The cost of carrying both backends is real but modest. They share the GGUF parser, the tokenizer, the HTTP server, the model catalog, the chat UI, and the bench harness. Only the GPU dispatch and the kernel set differ. About fifteen percent of additional maintenance load in exchange for always having a working fallback when ZINC_RT regresses on a new kernel or a new card. That trade is worth it on consumer hardware where users replace neither the OS nor the driver between buying the card and running a chatbot.
The same argument applies one layer up. We did not write ZINC_RT to abandon Vulkan. We wrote it to stop asking Vulkan to be an inference runtime as well as a graphics API.
The honest current state and what would falsify the bet
ZINC_RT is at M0 plus T1 KFD bring-up as of this week. The scaffolding lives in src/zinc_rt/ and src/compute/forward_zinc_rt.zig. The benchmark autopilot can launch a hand-encoded gfx1201 wave on T1 that loads a value from a user-data scalar pair and stores it to a host-readable address, with the fence retiring cleanly and no ring reset. That is a small demo. It is also what every later tier proves itself against. A queue exists. A doorbell advances. A fence retires. A real wave executes a real store.

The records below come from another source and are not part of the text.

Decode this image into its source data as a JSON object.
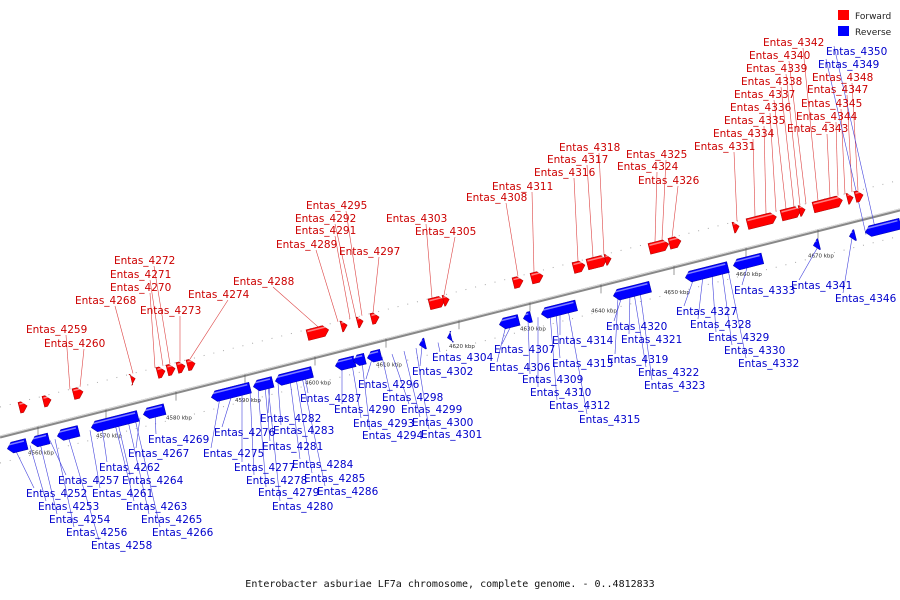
{
  "caption": "Enterobacter asburiae LF7a chromosome, complete genome. - 0..4812833",
  "legend": [
    {
      "label": "Forward",
      "color": "#ff0000"
    },
    {
      "label": "Reverse",
      "color": "#0000ff"
    }
  ],
  "colors": {
    "forward": "#ff0000",
    "reverse": "#0000ff",
    "axis": "#888888"
  },
  "ticks": [
    "4560 kbp",
    "4570 kbp",
    "4580 kbp",
    "4590 kbp",
    "4600 kbp",
    "4610 kbp",
    "4620 kbp",
    "4630 kbp",
    "4640 kbp",
    "4650 kbp",
    "4660 kbp",
    "4670 kbp"
  ],
  "forward_genes": [
    "Entas_4259",
    "Entas_4260",
    "Entas_4268",
    "Entas_4270",
    "Entas_4271",
    "Entas_4272",
    "Entas_4273",
    "Entas_4274",
    "Entas_4288",
    "Entas_4289",
    "Entas_4291",
    "Entas_4292",
    "Entas_4295",
    "Entas_4297",
    "Entas_4303",
    "Entas_4305",
    "Entas_4308",
    "Entas_4311",
    "Entas_4316",
    "Entas_4317",
    "Entas_4318",
    "Entas_4324",
    "Entas_4325",
    "Entas_4326",
    "Entas_4331",
    "Entas_4334",
    "Entas_4335",
    "Entas_4336",
    "Entas_4337",
    "Entas_4338",
    "Entas_4339",
    "Entas_4340",
    "Entas_4342",
    "Entas_4343",
    "Entas_4344",
    "Entas_4345",
    "Entas_4347",
    "Entas_4348"
  ],
  "reverse_genes": [
    "Entas_4252",
    "Entas_4253",
    "Entas_4254",
    "Entas_4256",
    "Entas_4257",
    "Entas_4258",
    "Entas_4261",
    "Entas_4262",
    "Entas_4263",
    "Entas_4264",
    "Entas_4265",
    "Entas_4266",
    "Entas_4267",
    "Entas_4269",
    "Entas_4275",
    "Entas_4276",
    "Entas_4277",
    "Entas_4278",
    "Entas_4279",
    "Entas_4280",
    "Entas_4281",
    "Entas_4282",
    "Entas_4283",
    "Entas_4284",
    "Entas_4285",
    "Entas_4286",
    "Entas_4287",
    "Entas_4290",
    "Entas_4293",
    "Entas_4294",
    "Entas_4296",
    "Entas_4298",
    "Entas_4299",
    "Entas_4300",
    "Entas_4301",
    "Entas_4302",
    "Entas_4304",
    "Entas_4306",
    "Entas_4307",
    "Entas_4309",
    "Entas_4310",
    "Entas_4312",
    "Entas_4313",
    "Entas_4314",
    "Entas_4315",
    "Entas_4319",
    "Entas_4320",
    "Entas_4321",
    "Entas_4322",
    "Entas_4323",
    "Entas_4327",
    "Entas_4328",
    "Entas_4329",
    "Entas_4330",
    "Entas_4332",
    "Entas_4333",
    "Entas_4341",
    "Entas_4346",
    "Entas_4349",
    "Entas_4350"
  ]
}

Single-token decode on T1 today is far below the Vulkan number. We say this clearly because the project’s gating logic depends on it. The keep-or-revert gate on the autopilot loop requires at least 0.5 tok/s of measured improvement to keep a change. GPU bring-up work that does not move the per-token decode number does not stay merged. The recipes do. The learnings do. That is the cost of building a runtime on the same node that runs the user-facing benchmark.
The bet has explicit falsification points. If M1, single-submit decode on T2 UMQ, does not move single-stream decode from 117 to at least 140 tok/s, then the submission layer was not the bottleneck we thought it was. If M3, continuous batching plus paged KV v2, does not deliver at least 760 aggregate tok/s at four slots, then the scheduler we wrote was not better-shaped than a sidecar around vLLM would have been. If the cross-backend logit diff between Vulkan and ZINC_RT shows persistent divergence we cannot close, then the IR was the wrong abstraction.

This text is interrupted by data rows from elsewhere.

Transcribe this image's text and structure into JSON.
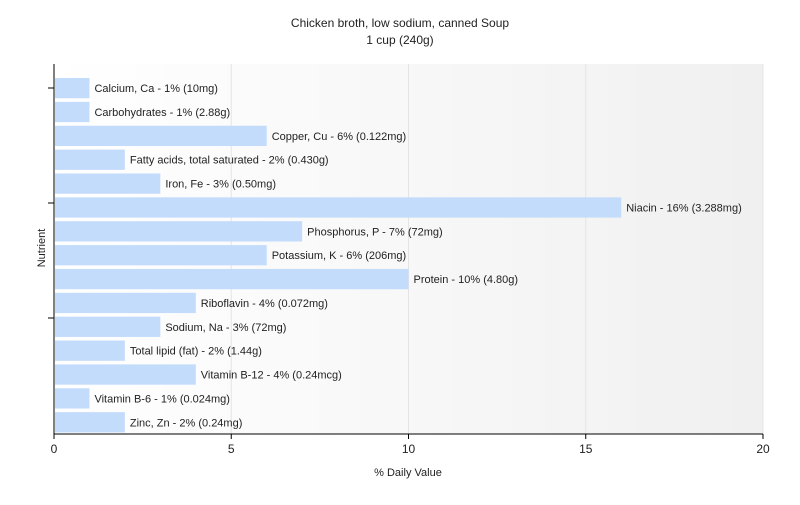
{
  "chart_data": {
    "type": "bar",
    "orientation": "horizontal",
    "title": "Chicken broth, low sodium, canned Soup",
    "subtitle": "1 cup (240g)",
    "xlabel": "% Daily Value",
    "ylabel": "Nutrient",
    "xlim": [
      0,
      20
    ],
    "xticks": [
      0,
      5,
      10,
      15,
      20
    ],
    "grid": true,
    "bar_color": "#c4dcfb",
    "categories": [
      "Calcium, Ca",
      "Carbohydrates",
      "Copper, Cu",
      "Fatty acids, total saturated",
      "Iron, Fe",
      "Niacin",
      "Phosphorus, P",
      "Potassium, K",
      "Protein",
      "Riboflavin",
      "Sodium, Na",
      "Total lipid (fat)",
      "Vitamin B-12",
      "Vitamin B-6",
      "Zinc, Zn"
    ],
    "values": [
      1,
      1,
      6,
      2,
      3,
      16,
      7,
      6,
      10,
      4,
      3,
      2,
      4,
      1,
      2
    ],
    "labels": [
      "Calcium, Ca - 1% (10mg)",
      "Carbohydrates - 1% (2.88g)",
      "Copper, Cu - 6% (0.122mg)",
      "Fatty acids, total saturated - 2% (0.430g)",
      "Iron, Fe - 3% (0.50mg)",
      "Niacin - 16% (3.288mg)",
      "Phosphorus, P - 7% (72mg)",
      "Potassium, K - 6% (206mg)",
      "Protein - 10% (4.80g)",
      "Riboflavin - 4% (0.072mg)",
      "Sodium, Na - 3% (72mg)",
      "Total lipid (fat) - 2% (1.44g)",
      "Vitamin B-12 - 4% (0.24mcg)",
      "Vitamin B-6 - 1% (0.024mg)",
      "Zinc, Zn - 2% (0.24mg)"
    ]
  }
}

We have published these targets exactly so they can be checked. The point of writing them down is that they can be wrong.

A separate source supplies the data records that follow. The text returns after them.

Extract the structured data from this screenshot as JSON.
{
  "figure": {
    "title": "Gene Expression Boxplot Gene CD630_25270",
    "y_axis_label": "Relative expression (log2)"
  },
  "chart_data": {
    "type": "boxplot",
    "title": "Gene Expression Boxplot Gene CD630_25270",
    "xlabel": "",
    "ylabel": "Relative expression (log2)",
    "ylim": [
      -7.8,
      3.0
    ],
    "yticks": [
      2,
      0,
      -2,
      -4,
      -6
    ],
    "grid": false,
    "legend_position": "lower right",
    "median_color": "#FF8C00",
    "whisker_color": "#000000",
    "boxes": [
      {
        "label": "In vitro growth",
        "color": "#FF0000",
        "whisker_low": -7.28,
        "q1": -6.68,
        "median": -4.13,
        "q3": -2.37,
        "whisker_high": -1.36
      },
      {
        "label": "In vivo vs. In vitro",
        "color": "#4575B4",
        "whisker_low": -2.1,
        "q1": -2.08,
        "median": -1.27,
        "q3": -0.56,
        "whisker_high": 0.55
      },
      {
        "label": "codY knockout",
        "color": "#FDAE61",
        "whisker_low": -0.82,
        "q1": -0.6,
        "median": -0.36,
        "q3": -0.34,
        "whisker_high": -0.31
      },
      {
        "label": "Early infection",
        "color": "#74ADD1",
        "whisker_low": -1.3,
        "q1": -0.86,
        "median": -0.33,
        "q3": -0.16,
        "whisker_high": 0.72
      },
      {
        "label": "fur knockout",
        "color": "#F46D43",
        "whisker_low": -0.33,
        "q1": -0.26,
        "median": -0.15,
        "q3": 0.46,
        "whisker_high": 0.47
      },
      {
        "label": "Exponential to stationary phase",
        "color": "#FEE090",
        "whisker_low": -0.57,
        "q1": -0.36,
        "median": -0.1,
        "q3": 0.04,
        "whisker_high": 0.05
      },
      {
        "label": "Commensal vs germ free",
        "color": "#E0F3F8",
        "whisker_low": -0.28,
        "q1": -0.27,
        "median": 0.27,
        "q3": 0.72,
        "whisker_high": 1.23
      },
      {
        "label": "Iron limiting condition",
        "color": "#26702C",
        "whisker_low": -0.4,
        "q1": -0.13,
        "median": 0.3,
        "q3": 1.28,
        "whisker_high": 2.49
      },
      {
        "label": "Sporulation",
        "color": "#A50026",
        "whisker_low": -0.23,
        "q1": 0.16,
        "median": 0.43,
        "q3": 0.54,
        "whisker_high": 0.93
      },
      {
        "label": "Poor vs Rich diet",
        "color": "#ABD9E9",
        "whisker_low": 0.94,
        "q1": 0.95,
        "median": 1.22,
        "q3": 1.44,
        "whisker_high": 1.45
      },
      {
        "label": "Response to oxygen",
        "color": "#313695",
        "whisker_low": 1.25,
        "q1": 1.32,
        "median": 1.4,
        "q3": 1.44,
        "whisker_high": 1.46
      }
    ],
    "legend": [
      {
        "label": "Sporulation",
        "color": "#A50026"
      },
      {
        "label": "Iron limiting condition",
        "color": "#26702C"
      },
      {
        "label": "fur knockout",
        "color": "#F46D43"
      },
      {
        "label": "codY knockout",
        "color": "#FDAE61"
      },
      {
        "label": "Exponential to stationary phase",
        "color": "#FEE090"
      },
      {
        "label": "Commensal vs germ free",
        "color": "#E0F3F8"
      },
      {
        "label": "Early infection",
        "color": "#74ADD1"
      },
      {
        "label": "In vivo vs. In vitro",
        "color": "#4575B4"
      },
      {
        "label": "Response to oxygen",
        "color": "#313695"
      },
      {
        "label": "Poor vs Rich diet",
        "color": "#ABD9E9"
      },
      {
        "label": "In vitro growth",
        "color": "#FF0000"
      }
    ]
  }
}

What this changes for AMD consumer GPU inference
The story for AMD inference for the last five years has been a binary. Either install ROCm and join the datacenter software stack, or use llama.cpp through Vulkan and accept the ceiling that comes with a graphics API. The first option does not match the consumer reality. The second option is where ZINC has been, and it took us to 117 tok/s decode and 12 percent ahead of llama.cpp.
The third option is a workload-specific runtime that runs through the same amdgpu driver every consumer Linux user already has, in one Zig binary, with no ROCm install and no toolchain landmines. That is what ZINC_RT is. The decision to write it was not about disliking Vulkan. It was about the long arc of local inference moving past kernels into batching, multitenancy, paged KV reservation, and persistent execution. The runtime is the next thing worth owning.
If you want the formal version, the design document is in docs/ZINC_RT_DESIGN.md. The Vulkan backend stays in tree, the cross-backend tests stay in CI, and the M1 number is the next gate. We will publish the result either way.